ダイエットしてもやせないという話はよく聞きます。この場合、食べる量が多かったり、間食が多いなどダイエットのやり方が悪いため、やせないというのは、やせなくて当然で、論外です。そうではなくて、きちんとダイエットしてもやせない、カロリーを制限し、夕食は早くし、運動もしているなどいろいろ注意しているのに、やせないという人がいます。そういう人の話ですが、同じことを私が同じダイエットをやったら、絶対にやせてしまうのに、なぜそうなるのか不思議に思っていました。

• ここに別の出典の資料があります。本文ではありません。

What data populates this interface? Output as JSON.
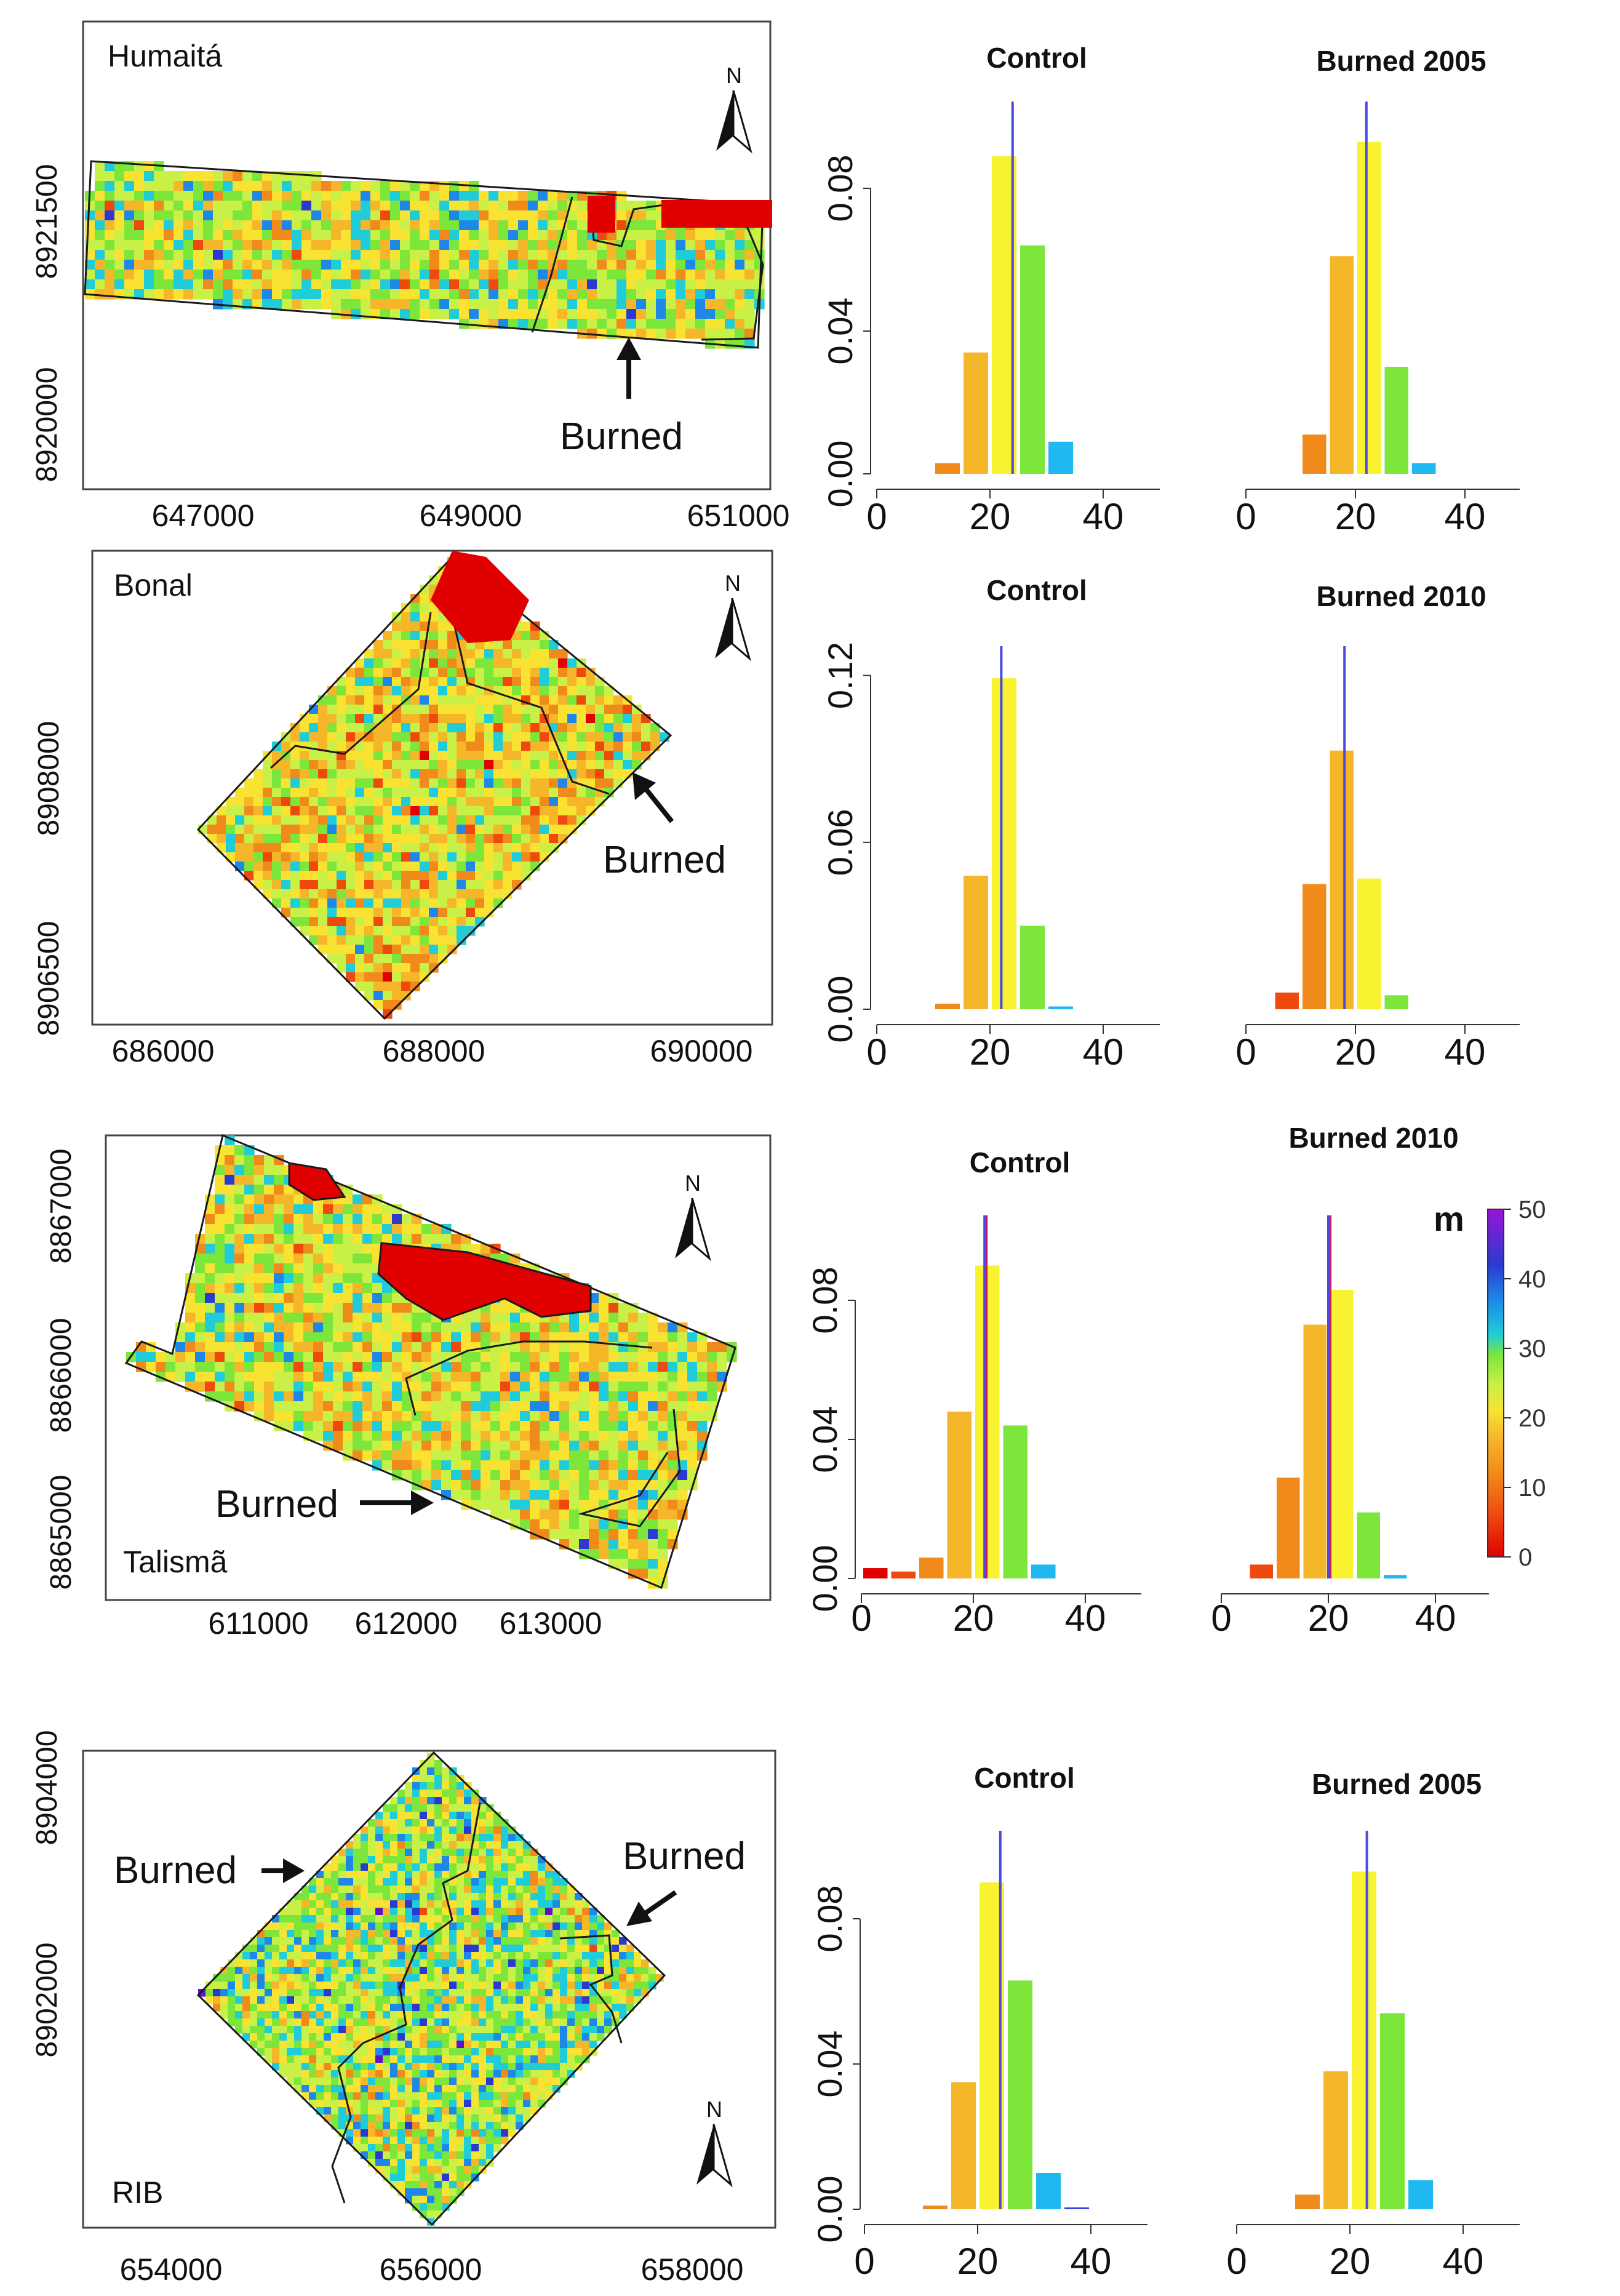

このやせない理由が、どうも腸内細菌のためだということが最近言われています。腸の中は無菌と思われる方もいるかもしれませんが、実際は細菌がたくさん住んでいます。その数は40兆くらいという凄まじい数です。人間1人の細胞の数が37兆くらいというのに比べると、その数の多さがわかると思います。この腸の中に住んでいる細菌たちがどうも肥満と関係しているようなのです。

それを示すマウスの実験があります。腸の中が無菌のマウスを作ります。このマウスに肥満しているマウスの糞便を移植(肥満しているマウスの腸内細菌を移植するということです)したマウスと、肥満していないマウスの糞便を移植(肥満していないマウスの腸内細菌を移植することです)したマウスの2群に分けます。すると、肥満していないマウスの腸内細菌を移されたマウスの体重に大きな変化はありませんが、肥満マウスの腸内細菌を移されたマウスは劇的に体重が増え、肥満マウスとなります。この結果から、肥満に腸内細菌が関係していると考えられるのです。マウスではなく、人間の糞便をマウスに移植しても同様で、やはり肥満者の糞便を移植されたマウスは肥満マウスとなり、太っていない人の移植されたマウスは太りませんでした。つまり、肥満は遺伝的要因より、食事などの食べ物によって、腸内細菌が変化して、太る体質になると考えられます。しかし、なぜ太ってしまうか、どういう細菌をどのくらい増やし、どういう細菌をどのくらい減らせばよいかなどの詳しいことはまだわかっていないようです。ただ、高脂肪食の食事をしていると肥満と関係する腸内細菌が増え、食物繊維が多い食事をしているとやせる腸内細菌が増えるようです。

この実験結果はマウスでの話なので、人間にそのまま当てはめるわけにはいかないのですが、腸内細菌は肥満と関係してそうです。多少飛躍しますが、漢方薬の体質改善というのは、漢方薬を飲み続けることで、腸内細菌が変化するために起きるのではないかと最近思っています。つまり体質を変えるのには、漢方薬ばかりではなく、食事も重要ではないかと思います。甘いもの、高脂肪のものは控える、野菜や海藻、キノコ類など食物繊維を多くとる、などです。